The snails are occasionally used for cosmetic procedures and in the practice of some African religions, said Richard Gaskalla, head of the Agriculture Department's Division of Plant Industry.

"They let the snails crawl on their faces, and they're used for sort of an abrasive cleaning," he explained.

In 2010, federal and local authorities raided the home of a man who used the snails in his practice of the Orisha religion.

Gaskalla said a lot of people in Florida also just like collecting strange objects and often bring them in — sometimes unwittingly — from abroad. Florida is the state after all, where snake hunters were invited this year to track down the invasive Burmese Pythons that have made their home in the Everglades.

Last time the snails invaded Florida was 1966, according to State Plant Health Director Paul Hornby. Officials believe that outbreak was caused when a boy brought back three of the snails from Hawaii as pets. His grandmother later let them loose in her garden. It took $1 million and about 10 years to eradicate the animals.

The snails, which lay about 1,200 eggs a year, can live up to nearly a decade. They like stucco — a popular South Florida construction material — because the calcium is good for their shells. A Miami homeowner first spotted the snails in September 2011, and they have since been found in several clusters throughout Miami-Dade County. Hornby said officials have tested thousands of sites elsewhere in the state but so far have found no evidence the snails have migrated outside the county.

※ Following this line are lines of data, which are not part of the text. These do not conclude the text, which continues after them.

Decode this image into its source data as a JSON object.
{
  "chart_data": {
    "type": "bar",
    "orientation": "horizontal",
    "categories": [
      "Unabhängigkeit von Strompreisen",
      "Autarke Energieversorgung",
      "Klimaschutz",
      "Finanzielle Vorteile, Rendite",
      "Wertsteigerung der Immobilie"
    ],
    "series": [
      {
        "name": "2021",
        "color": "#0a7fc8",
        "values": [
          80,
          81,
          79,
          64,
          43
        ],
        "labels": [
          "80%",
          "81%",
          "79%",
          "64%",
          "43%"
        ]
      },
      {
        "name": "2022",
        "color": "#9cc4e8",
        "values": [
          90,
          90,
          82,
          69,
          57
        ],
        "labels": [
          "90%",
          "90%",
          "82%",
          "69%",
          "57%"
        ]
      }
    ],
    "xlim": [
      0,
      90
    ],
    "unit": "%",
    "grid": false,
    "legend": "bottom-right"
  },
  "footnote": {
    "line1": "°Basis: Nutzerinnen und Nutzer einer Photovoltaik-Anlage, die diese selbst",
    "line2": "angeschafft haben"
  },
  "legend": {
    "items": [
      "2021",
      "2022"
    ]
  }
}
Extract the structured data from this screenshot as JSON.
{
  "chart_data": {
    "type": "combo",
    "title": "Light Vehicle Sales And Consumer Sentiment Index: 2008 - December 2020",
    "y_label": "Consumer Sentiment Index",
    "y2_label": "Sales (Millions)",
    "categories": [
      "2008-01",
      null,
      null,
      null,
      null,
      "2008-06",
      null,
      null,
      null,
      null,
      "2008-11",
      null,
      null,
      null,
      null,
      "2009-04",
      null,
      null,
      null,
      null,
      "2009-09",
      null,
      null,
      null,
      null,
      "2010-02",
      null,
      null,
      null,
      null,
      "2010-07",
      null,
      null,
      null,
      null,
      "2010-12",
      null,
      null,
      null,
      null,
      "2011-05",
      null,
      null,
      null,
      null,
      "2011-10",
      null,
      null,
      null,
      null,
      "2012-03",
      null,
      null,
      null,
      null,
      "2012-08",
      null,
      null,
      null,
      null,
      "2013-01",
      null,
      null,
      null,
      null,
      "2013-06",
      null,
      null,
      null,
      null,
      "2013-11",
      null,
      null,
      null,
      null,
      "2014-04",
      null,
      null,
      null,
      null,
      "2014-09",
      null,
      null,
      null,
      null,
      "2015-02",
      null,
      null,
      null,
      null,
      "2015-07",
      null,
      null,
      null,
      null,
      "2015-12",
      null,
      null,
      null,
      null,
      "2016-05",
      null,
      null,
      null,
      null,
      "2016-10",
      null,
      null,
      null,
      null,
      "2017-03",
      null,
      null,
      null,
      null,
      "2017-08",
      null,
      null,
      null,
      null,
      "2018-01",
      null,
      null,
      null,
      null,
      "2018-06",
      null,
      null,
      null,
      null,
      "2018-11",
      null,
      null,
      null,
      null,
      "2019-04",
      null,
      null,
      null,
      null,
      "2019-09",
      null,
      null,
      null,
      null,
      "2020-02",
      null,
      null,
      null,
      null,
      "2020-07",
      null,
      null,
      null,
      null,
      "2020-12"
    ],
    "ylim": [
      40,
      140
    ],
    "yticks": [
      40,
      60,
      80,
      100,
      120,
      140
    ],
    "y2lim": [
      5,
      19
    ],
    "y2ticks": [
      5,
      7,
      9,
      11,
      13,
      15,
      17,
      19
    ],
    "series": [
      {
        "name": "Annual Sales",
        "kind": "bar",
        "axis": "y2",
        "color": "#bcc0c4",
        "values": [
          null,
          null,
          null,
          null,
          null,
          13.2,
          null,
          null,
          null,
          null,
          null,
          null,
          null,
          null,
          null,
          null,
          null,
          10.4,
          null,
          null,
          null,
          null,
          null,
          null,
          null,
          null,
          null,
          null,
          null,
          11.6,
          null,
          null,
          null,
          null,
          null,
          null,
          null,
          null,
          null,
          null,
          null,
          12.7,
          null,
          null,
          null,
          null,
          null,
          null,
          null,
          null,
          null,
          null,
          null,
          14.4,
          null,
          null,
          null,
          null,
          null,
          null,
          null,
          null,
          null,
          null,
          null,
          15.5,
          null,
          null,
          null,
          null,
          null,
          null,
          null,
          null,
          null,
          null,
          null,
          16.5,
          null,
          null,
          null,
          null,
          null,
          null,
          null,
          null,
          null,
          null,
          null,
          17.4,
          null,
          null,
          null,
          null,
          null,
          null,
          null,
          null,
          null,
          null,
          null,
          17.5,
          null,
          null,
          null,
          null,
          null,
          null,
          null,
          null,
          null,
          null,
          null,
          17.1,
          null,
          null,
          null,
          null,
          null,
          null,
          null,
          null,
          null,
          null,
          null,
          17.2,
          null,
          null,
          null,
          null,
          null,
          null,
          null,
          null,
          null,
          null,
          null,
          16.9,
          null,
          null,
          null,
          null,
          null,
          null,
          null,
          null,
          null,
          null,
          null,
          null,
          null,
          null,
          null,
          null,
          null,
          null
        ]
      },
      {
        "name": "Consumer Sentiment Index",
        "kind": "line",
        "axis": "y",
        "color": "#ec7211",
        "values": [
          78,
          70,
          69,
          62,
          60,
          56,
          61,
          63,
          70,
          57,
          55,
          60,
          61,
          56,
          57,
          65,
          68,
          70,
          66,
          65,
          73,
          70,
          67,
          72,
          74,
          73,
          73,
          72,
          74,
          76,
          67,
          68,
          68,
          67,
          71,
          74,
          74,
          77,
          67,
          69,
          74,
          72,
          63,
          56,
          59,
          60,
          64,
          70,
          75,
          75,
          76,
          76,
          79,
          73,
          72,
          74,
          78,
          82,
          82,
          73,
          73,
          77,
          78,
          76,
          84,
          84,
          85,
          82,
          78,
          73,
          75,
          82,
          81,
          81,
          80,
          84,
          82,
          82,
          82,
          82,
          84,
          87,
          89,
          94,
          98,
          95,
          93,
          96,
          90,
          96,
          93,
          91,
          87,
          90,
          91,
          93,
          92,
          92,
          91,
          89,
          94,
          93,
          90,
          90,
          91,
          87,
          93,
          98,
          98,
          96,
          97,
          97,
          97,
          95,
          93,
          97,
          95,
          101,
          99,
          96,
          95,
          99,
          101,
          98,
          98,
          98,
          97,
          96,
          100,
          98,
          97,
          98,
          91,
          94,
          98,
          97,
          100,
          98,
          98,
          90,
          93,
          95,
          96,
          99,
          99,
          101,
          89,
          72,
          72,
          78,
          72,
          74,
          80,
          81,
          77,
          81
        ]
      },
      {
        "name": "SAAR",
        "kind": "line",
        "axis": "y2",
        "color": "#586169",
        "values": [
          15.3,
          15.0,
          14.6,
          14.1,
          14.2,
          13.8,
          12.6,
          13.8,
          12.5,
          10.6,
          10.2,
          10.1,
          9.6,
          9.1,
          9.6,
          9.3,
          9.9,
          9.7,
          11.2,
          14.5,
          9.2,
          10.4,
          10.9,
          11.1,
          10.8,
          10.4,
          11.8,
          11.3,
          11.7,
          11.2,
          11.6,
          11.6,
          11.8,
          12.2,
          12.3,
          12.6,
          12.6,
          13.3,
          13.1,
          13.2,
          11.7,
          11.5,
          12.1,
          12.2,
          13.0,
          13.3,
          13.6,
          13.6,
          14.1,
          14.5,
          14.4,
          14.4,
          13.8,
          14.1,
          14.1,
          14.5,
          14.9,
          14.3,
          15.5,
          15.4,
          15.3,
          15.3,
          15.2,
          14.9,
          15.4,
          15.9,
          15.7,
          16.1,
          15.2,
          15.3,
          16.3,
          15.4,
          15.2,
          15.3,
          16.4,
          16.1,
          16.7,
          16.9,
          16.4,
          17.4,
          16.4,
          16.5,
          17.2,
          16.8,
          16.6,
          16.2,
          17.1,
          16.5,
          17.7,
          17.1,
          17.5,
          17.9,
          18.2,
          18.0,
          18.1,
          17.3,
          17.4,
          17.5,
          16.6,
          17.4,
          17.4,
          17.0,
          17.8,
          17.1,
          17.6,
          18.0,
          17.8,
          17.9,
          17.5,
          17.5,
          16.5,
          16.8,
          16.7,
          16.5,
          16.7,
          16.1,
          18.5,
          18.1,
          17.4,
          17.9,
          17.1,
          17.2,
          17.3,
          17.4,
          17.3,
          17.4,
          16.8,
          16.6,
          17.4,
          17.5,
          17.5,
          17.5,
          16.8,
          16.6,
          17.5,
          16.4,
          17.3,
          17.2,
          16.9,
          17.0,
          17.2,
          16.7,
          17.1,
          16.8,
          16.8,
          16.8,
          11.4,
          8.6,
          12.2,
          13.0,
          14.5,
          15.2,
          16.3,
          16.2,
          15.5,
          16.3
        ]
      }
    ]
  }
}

According to Agriculture Department data, the average number of snails found per day has dropped from more than 1,000 in 2011, to fewer than 100 in July. Now, more snails are found dead than alive. Officials attribute the drop to the work of the 45 agriculture specialists, who spend their days sweating under the Florida sun hunting for the mollusks, and to a new and stronger pest killer, metaldehyde.

And they are now adding a new weapon: Bear, a 3-year-old black Labrador Retriever, part of a pilot effort to bring in canine detectors that can sniff out the snails.